Regarding the two other problems you noticed, I'll take a look at them.
The current unit and integration tests don't report any memory leaks, so I believe there must be something wrong with my implementation of the module. Even if CRoaring's memory usage is not taken into account by redis, valgrind correctly identifies its potential leaks, from what I tested.
There are no integration tests for the SAVE
command, thank you for noticing. I guess it should be easy to find out what's wrong.
I'll keep you posted.
Hey @jrots, can you please try loading those keys again?

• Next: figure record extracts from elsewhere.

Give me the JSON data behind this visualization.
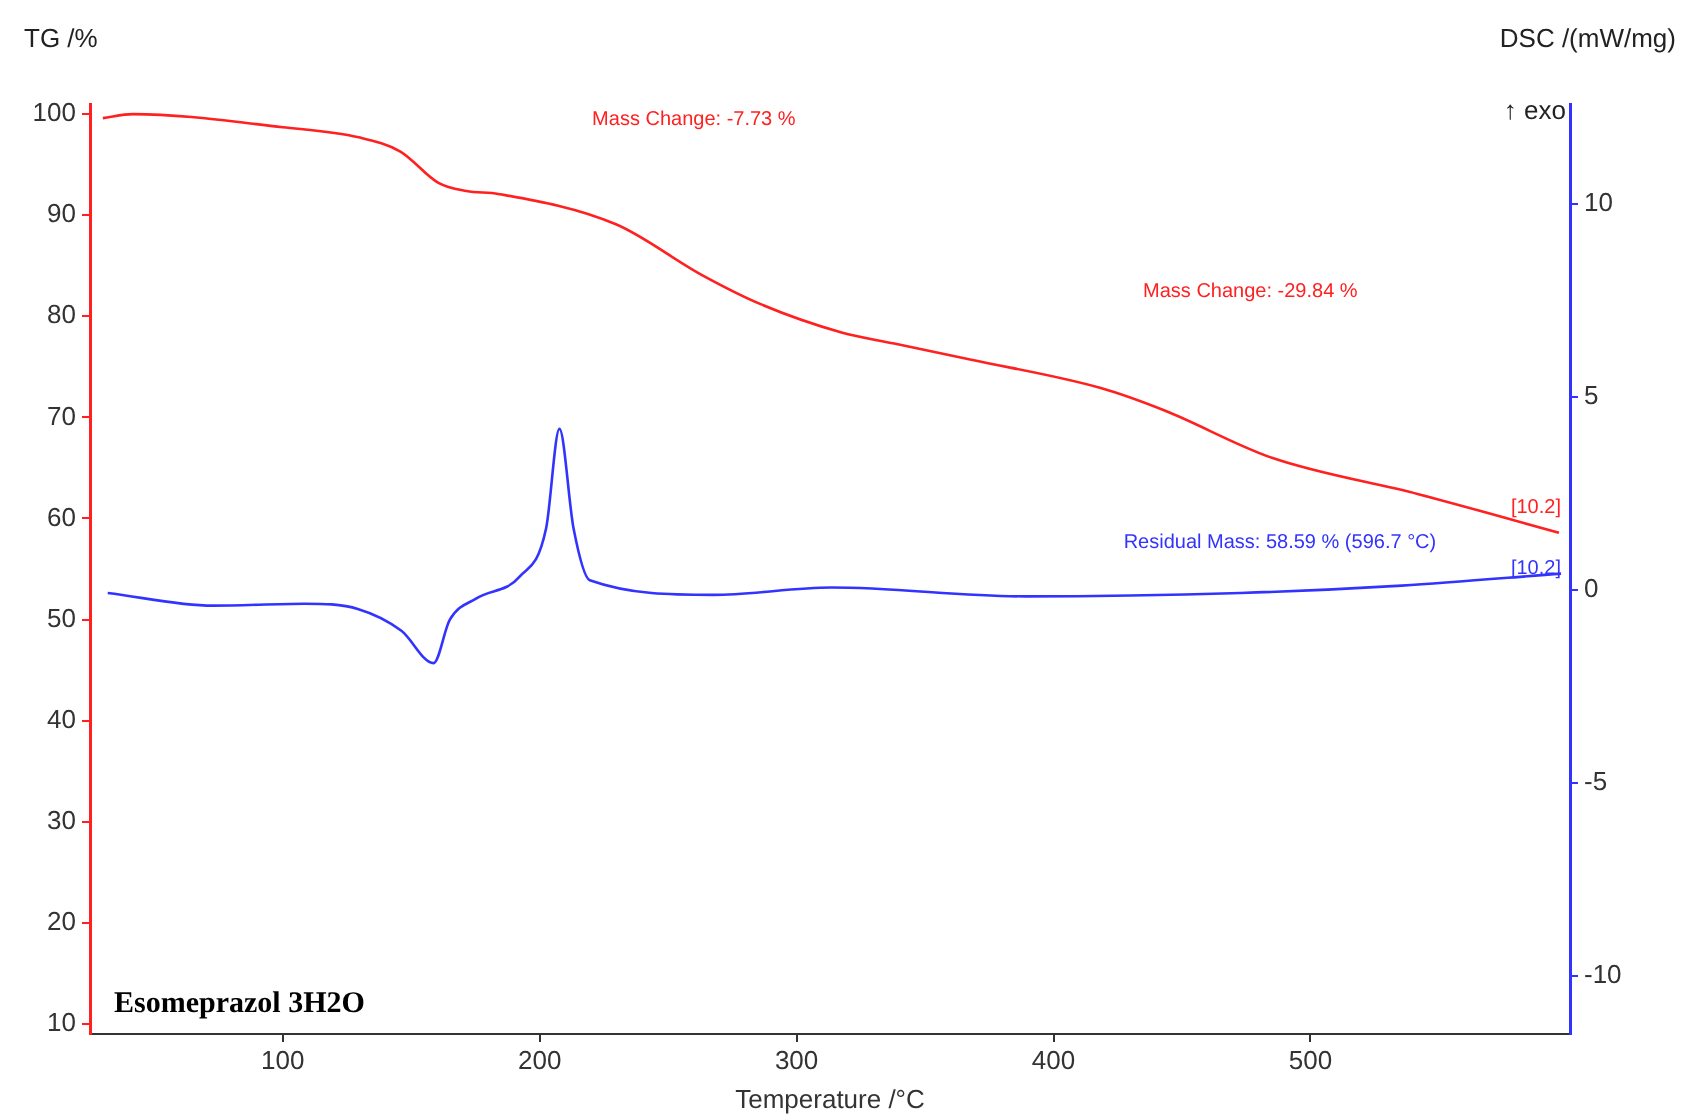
{
  "chart_data": {
    "type": "line",
    "title": "Esomeprazol 3H2O",
    "xlabel": "Temperature /°C",
    "ylabel": "TG /%",
    "y2label": "DSC /(mW/mg)",
    "xlim": [
      25,
      601
    ],
    "xticks": [
      100,
      200,
      300,
      400,
      500
    ],
    "ylim": [
      9,
      101
    ],
    "yticks": [
      10,
      20,
      30,
      40,
      50,
      60,
      70,
      80,
      90,
      100
    ],
    "y2lim": [
      -11.5,
      12.6
    ],
    "y2ticks": [
      -10,
      -5,
      0,
      5,
      10
    ],
    "grid": false,
    "legend": false,
    "marker": "none",
    "series": [
      {
        "color": "#ff2020",
        "x": [
          30,
          41.7,
          100,
          129.5,
          145.8,
          160.6,
          171.5,
          183.9,
          229.7,
          263,
          286,
          317.5,
          338,
          368,
          418.4,
          443,
          485,
          542,
          596.7
        ],
        "values": [
          99.6,
          100,
          98.7,
          97.7,
          96.3,
          93.2,
          92.4,
          92.1,
          89.1,
          84.1,
          81.2,
          78.4,
          77.3,
          75.7,
          72.9,
          70.7,
          66,
          62.4,
          58.59
        ]
      },
      {
        "color": "#3333ff",
        "axis": "y2",
        "x": [
          31.9,
          72.8,
          108.5,
          129.5,
          146.2,
          158.7,
          165,
          175.4,
          192.3,
          202.5,
          207.7,
          213.2,
          219.5,
          267.6,
          313.6,
          389,
          472.8,
          535.5,
          597.5
        ],
        "values": [
          -0.07,
          -0.4,
          -0.35,
          -0.49,
          -1.05,
          -1.89,
          -0.77,
          -0.21,
          0.36,
          1.6,
          4.18,
          1.6,
          0.26,
          -0.12,
          0.07,
          -0.16,
          -0.07,
          0.12,
          0.43
        ]
      }
    ],
    "annotations": [
      "Mass Change: -7.73 %",
      "Mass Change: -29.84 %",
      "Residual Mass: 58.59 % (596.7 °C)",
      "[10.2]",
      "[10.2]",
      "↑ exo"
    ]
  }
}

I have just updated the master branch correcting the SAVE
command, together with a memory leak fix on the RDB load function (sorry, this scenario wasn't being tested before -- I took the opportunity to add AOF tests as well).
I am still looking at the used_memory_human
issue, but I think it will take more time.

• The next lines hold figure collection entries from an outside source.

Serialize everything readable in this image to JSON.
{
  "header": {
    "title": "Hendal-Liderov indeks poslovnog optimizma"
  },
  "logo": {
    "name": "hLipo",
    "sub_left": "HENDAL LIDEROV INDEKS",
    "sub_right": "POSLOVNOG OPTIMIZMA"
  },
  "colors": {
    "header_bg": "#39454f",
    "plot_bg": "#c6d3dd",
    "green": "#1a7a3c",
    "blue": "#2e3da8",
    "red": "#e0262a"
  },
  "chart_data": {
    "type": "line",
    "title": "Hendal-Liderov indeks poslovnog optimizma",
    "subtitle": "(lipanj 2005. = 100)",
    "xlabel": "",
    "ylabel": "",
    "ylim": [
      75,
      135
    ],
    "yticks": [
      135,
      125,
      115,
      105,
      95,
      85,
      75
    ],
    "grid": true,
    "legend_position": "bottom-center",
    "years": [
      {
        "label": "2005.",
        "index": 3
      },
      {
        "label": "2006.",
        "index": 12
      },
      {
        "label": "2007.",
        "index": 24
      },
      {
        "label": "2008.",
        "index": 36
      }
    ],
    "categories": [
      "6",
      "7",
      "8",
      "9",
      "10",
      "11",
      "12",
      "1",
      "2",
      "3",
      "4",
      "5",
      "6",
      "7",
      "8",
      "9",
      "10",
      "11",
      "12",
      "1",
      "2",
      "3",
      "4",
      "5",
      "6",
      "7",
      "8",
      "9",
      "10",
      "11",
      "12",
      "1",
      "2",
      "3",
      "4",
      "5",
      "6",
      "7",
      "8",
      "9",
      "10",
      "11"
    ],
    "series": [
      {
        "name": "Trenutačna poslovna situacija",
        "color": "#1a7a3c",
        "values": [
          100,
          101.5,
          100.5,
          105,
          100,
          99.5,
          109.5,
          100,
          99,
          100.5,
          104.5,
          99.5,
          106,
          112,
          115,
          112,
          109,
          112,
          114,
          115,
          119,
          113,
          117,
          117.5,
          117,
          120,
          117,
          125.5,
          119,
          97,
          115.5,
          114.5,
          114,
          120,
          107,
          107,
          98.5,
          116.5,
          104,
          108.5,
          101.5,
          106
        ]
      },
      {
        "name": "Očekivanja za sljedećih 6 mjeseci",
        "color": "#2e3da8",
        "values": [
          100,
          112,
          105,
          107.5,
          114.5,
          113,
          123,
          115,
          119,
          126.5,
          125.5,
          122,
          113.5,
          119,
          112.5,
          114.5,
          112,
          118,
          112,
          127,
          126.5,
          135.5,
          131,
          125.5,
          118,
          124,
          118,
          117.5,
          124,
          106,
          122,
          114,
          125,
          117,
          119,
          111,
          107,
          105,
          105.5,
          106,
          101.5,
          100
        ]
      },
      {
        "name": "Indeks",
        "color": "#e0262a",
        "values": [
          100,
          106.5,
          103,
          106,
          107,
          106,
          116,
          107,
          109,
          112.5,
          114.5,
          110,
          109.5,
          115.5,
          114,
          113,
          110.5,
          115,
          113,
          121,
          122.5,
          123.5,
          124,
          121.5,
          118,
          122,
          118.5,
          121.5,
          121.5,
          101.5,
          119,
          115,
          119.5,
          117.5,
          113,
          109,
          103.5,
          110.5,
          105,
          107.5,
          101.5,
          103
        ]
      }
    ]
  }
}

Closing this issue due to inactivity. Also, the bug with the SAVE
command has been fixed.
Nice module! Might look to use it for a project that involves a lot of "skiplists" of a lot of users & lookup/ getting these lists needs to be fast as possible.. having 250M users, that have skipped 18B ids in total, storing a roaring list / key/value pair for each of these users would require +/- 60GB in total (if my initial tests were right with some test data ) but taking : https://engineering.instagram.com/storing-hundreds-of-millions-of-simple-key-value-pairs-in-redis-1091ae80f74c in to account, it would make sense to spread these 250M in to buckets and have some hset compression on it, to further push that 60GB lower 😇. Could be that compression on 10K roaring lists is not that beneficial. .but nonetheless .. might be worth smth to explore?